OBSTÁCULOS REMOVIDOS — Aos poucos, uma barreira importante para as OPAs também vai sendo demolida. As cláusulas de “poison pills”, anexas à maior parte das companhias com controle difuso ou capital pulverizado que chegaram à BM&FBovespa nos últimos anos, correm o riscos de serem extintas. A proposta de revisão das regras do Novo Mercado inclui proibir a adoção desse mecanismo para as novas integrantes do segmento. Acusadas de impedirem a entrada de acionistas relevantes, várias companhias já abrandaram ou eliminaram suas pílulas. As poison pills dificultam o acúmulo de grandes blocos de ações nas mãos de um único investidor ao obrigar o comprador de determinado percentual do capital a fazer uma OPA para todos os acionistas. Geralmente, requerem o pagamento na oferta de um preço bem acima do de mercado.

Um dos objetivos dessa parafernália estatutária é espantar justamente as OPAs não solicitadas. Agora, sem as previsões da pílula de veneno, as companhias ficariam, em tese, à mercê de uma oferta hostil. Isso é necessariamente ruim? Para Carlos Motta, do escritório Tauil e Chequer, associado à firma norte-americana Mayer Brown, a resposta é não. Ele acredita que os acionistas de hoje sabem diferenciar uma proposta interessante de uma oportunista. “Mesmo as pessoas físicas têm assessoria de bancos”, salienta.

É BOM TER UMA PORTA ABERTA? — Os defensores das OPAs voluntárias costumam argumentar que a possibilidade de receberem uma oferta hostil anima os administradores de uma companhia a se aperfeiçoarem. Pois se eles se acomodam, e os negócios vão mal, os acionistas não vão pensar duas vezes antes de vender seus papéis a alguém com poderes de promover um “choque de gestão” — mudança que muito provavelmente incluiria a troca de diretores e conselheiros.

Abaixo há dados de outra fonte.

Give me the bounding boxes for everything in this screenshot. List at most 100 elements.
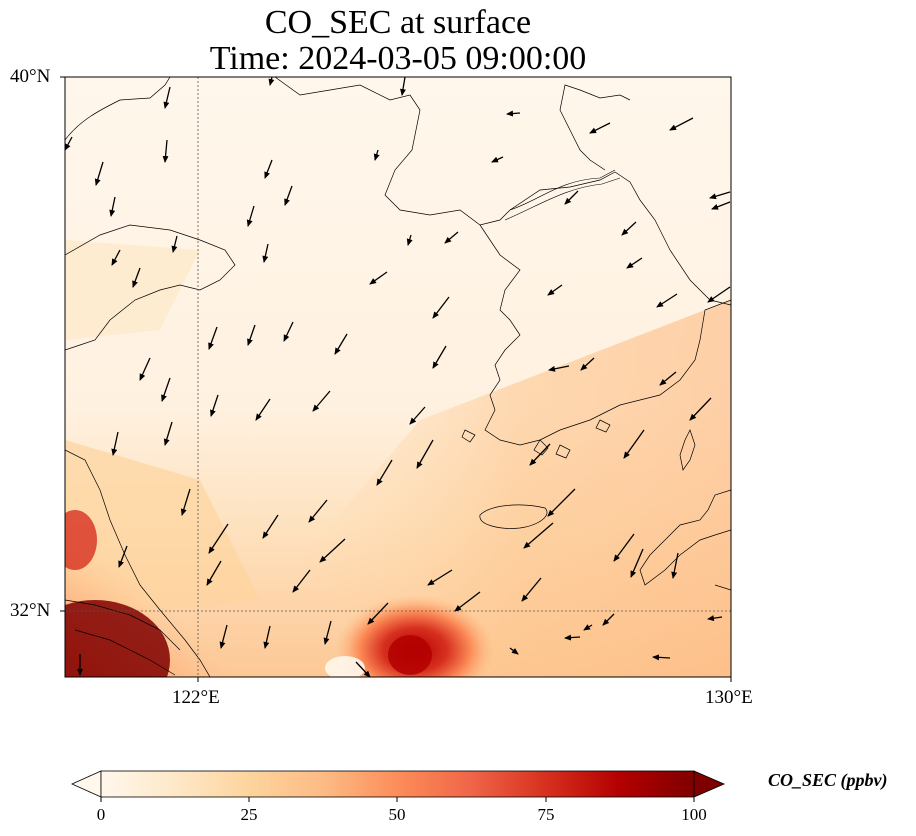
wind-arrow xyxy=(111,431,119,456)
coastlines xyxy=(65,77,731,677)
wind-arrow xyxy=(111,249,121,266)
wind-arrow xyxy=(707,286,731,303)
axis-ticks xyxy=(60,76,732,682)
wind-arrow xyxy=(547,284,563,296)
wind-arrow xyxy=(529,443,551,466)
wind-arrow xyxy=(312,390,331,412)
wind-arrow xyxy=(109,196,116,217)
colorbar-tick-0: 0 xyxy=(96,805,106,824)
wind-arrow xyxy=(509,647,519,655)
wind-vectors xyxy=(64,76,731,678)
wind-arrow xyxy=(180,488,191,516)
wind-arrow xyxy=(376,459,393,486)
wind-arrow xyxy=(613,533,635,562)
wind-arrow xyxy=(64,136,73,151)
wind-arrow xyxy=(602,613,615,626)
wind-arrow xyxy=(171,235,178,253)
wind-arrow xyxy=(210,394,219,417)
wind-arrow xyxy=(406,234,413,246)
wind-arrow xyxy=(367,602,389,625)
wind-arrow xyxy=(711,201,731,210)
wind-arrow xyxy=(323,620,332,645)
wind-arrow xyxy=(132,267,141,288)
wind-arrow xyxy=(263,625,271,649)
wind-arrow xyxy=(163,86,171,109)
wind-arrow xyxy=(427,569,453,586)
wind-arrow xyxy=(707,615,723,622)
concentration-field xyxy=(65,77,731,677)
wind-arrow xyxy=(580,357,595,371)
lat-tick-40: 40°N xyxy=(10,66,51,87)
wind-arrow xyxy=(416,439,434,469)
wind-arrow xyxy=(547,488,576,517)
wind-arrow xyxy=(219,624,228,649)
wind-arrow xyxy=(521,577,542,602)
wind-arrow xyxy=(621,221,637,236)
colorbar-label: CO_SEC (ppbv) xyxy=(768,770,888,790)
wind-arrow xyxy=(139,357,151,381)
wind-arrow xyxy=(262,243,269,263)
wind-arrow xyxy=(669,117,694,131)
wind-arrow xyxy=(94,161,104,186)
wind-arrow xyxy=(247,324,256,346)
colorbar-extend-low xyxy=(71,770,102,798)
wind-arrow xyxy=(659,371,677,386)
wind-arrow xyxy=(334,333,348,355)
wind-arrow xyxy=(355,661,371,678)
wind-arrow xyxy=(548,365,570,372)
wind-arrow xyxy=(709,191,731,200)
wind-arrow xyxy=(652,654,671,661)
wind-arrow xyxy=(491,156,504,163)
colorbar-extend-high xyxy=(693,770,726,798)
wind-arrow xyxy=(369,271,388,285)
wind-arrow xyxy=(373,149,380,161)
wind-arrow xyxy=(268,76,275,86)
colorbar-tick-75: 75 xyxy=(537,805,555,824)
wind-arrow xyxy=(506,110,521,117)
wind-arrow xyxy=(308,499,328,523)
wind-arrow xyxy=(689,397,712,421)
wind-arrow xyxy=(284,185,293,206)
wind-arrow xyxy=(564,634,581,641)
wind-arrow xyxy=(246,205,255,227)
lon-tick-122: 122°E xyxy=(172,687,220,708)
lat-tick-32: 32°N xyxy=(10,600,51,621)
wind-arrow xyxy=(292,569,311,593)
wind-arrow xyxy=(161,377,171,402)
wind-arrow xyxy=(208,523,229,554)
wind-arrow xyxy=(444,231,459,244)
map-title: CO_SEC at surface xyxy=(264,4,532,41)
colorbar xyxy=(71,770,726,802)
wind-arrow xyxy=(118,545,128,568)
lon-tick-130: 130°E xyxy=(705,687,753,708)
wind-arrow xyxy=(623,429,645,459)
wind-arrow xyxy=(409,406,426,425)
wind-arrow xyxy=(432,345,447,369)
map-frame xyxy=(64,76,732,678)
wind-arrow xyxy=(264,159,273,179)
colorbar-tick-25: 25 xyxy=(240,805,258,824)
colorbar-gradient xyxy=(100,770,695,798)
wind-arrow xyxy=(564,190,579,205)
map-subtitle: Time: 2024-03-05 09:00:00 xyxy=(209,40,587,77)
wind-arrow xyxy=(630,548,644,578)
wind-arrow xyxy=(319,538,346,563)
wind-arrow xyxy=(583,624,593,631)
wind-arrow xyxy=(283,321,294,342)
colorbar-tick-100: 100 xyxy=(681,805,707,824)
wind-arrow xyxy=(432,296,450,319)
wind-arrow xyxy=(400,76,406,96)
wind-arrow xyxy=(589,122,611,134)
wind-arrow xyxy=(626,257,643,269)
wind-arrow xyxy=(206,560,222,586)
wind-arrow xyxy=(163,421,173,446)
wind-arrow xyxy=(523,522,554,549)
wind-arrow xyxy=(255,398,271,421)
wind-arrow xyxy=(262,514,279,539)
gridlines xyxy=(65,77,731,677)
wind-arrow xyxy=(162,139,169,163)
wind-arrow xyxy=(671,552,679,579)
wind-arrow xyxy=(656,293,678,308)
wind-arrow xyxy=(454,591,481,612)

Pesquisadores das Universidades Harvard e Xavier, nos Estados Unidos, tentaram mostrar se a ameaça de uma mudança de controle acionário melhora a administração da companhia-alvo. Para isso avaliaram 21 companhias japonesas que tiveram ações compradas em bolsa pelo M&A Consulting (MAC), o primeiro fundo a promover uma oferta hostil no mercado nipônico. O objetivo era avaliar se o ingresso do investidor, que ficou famoso naquele mercado pela aquisição hostil que realizou, sugeriria a perspectiva de uma oferta e teria alguma influência no preço dos papéis.

Os autores perceberam uma queda média no desempenho operacional das empresas ao longo de quatro anos após as notícias das aquisições. Durante os dois primeiros anos, porém, os acionistas tiveram retornos anormais com a valorização dos papéis. É claro que é difícil provar que a exposição a ofertas hostis aprimora os resultados de uma companhia. Mas que os investidores podem ganhar muito com isso, não há dúvida.